С тех пор как войско Те Нгаро покинуло деревню, чтобы добить Хеухеу, Парирау каждый вечер прокрадывается в хижину пакеха. Она нетерпеливо ждет ухода Те Иети. Старик копается и сетует на дочь, прервавшую увлекательную беседу, но послушно плетется домой. Тогда она садится рядом с Хенаре и приказывает:
— Говори…
И он начинает рассказывать ей о таких необыкновенных вещах, что дрожь пробегает по спине, а во рту становится сухо. Парирау верит ему и не верит, туманные образы рождаются и плывут. Тихий голос затягивает, обволакивает паутиной, и, когда он умолкает, она ласковыми пальцами находит губы Генри и шепчет:
— Говори… Говори…
А он вдруг сбивается, забывает и путает самые простые слова. И тогда он кажется девушке самым дорогим и близким.
— Парирау, — сказал ей однажды Генри. — Хочешь, я расскажу тебе о моей родине, стране пакеха?
Она сказала:
— Да, Хенаре.
И он начал рассказывать, стараясь поточнее подбирать слова и невольно подражая певучей манере маори.
— Моя родина далеко, далеко, далеко. Много лунных месяцев нужно плыть по морю на очень большой лодке, чтобы достичь ее берегов, на которых стоят высокие хижины…

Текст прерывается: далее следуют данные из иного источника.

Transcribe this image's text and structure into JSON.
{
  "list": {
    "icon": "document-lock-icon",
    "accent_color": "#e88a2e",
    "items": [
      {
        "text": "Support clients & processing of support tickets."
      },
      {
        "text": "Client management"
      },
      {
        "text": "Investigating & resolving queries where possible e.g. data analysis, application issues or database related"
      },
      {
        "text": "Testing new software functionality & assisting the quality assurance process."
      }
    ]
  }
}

— Такие, как дом собраний? — спросила Парирау, гордившаяся, как и все нгати, самым крупным строением деревни.
— Больше, Парирау, много больше, — засмеялся Генри. — Как десять таких домов, если их поставить друг на Друга.
— Как же… — начала было девушка, но постеснялась спросить, каким образом можно затащить один на другой столько домов. Еще непонятно ей было, зачем вообще нужны людям такие высокие хижины. Может, они держат в них птиц?
— Все эти огромные дома стоят рядом, их много-много, больше, чем деревьев в лесу, — продолжал Генри. — Из крыши каждой хижины поднимается к небу дым.
Парирау поежилась.
— А в самые большие хижины по утрам набиваются люди. В каждую по стольку людей, сколько не наберется во всей твоей деревне. До позднего вечера они работают там. В одной хижине делают одежду, в другой — ружья, в третьей — посуду…
Рассказывать о Манчестере было трудно. Генри не хватало самых необходимых слов, и он вынужден был пускаться в окольные описания, чтобы Парирау смогла хотя бы приблизительно представить себе, о чем идет речь. Объяснить удавалось далеко не все. Например, он так и не смог растолковать девушке, что такое паровой дилижанс и ткацкий станок. Затыкая рот ладошкой, Парирау от души смеялась и никак не хотела поверить в существование существа из железа и дерева, бегающего благодаря никчемному пару. А вот описание коровы ее по-настоящему испугало. Она прониклась уважением к храбрым пакеха, которые не только не боятся этого жуткого зверя с рогатой, как у ящерицы, головой и телом большой свиньи, но и рискуют есть его мясо. А вот собак почему-то не едят.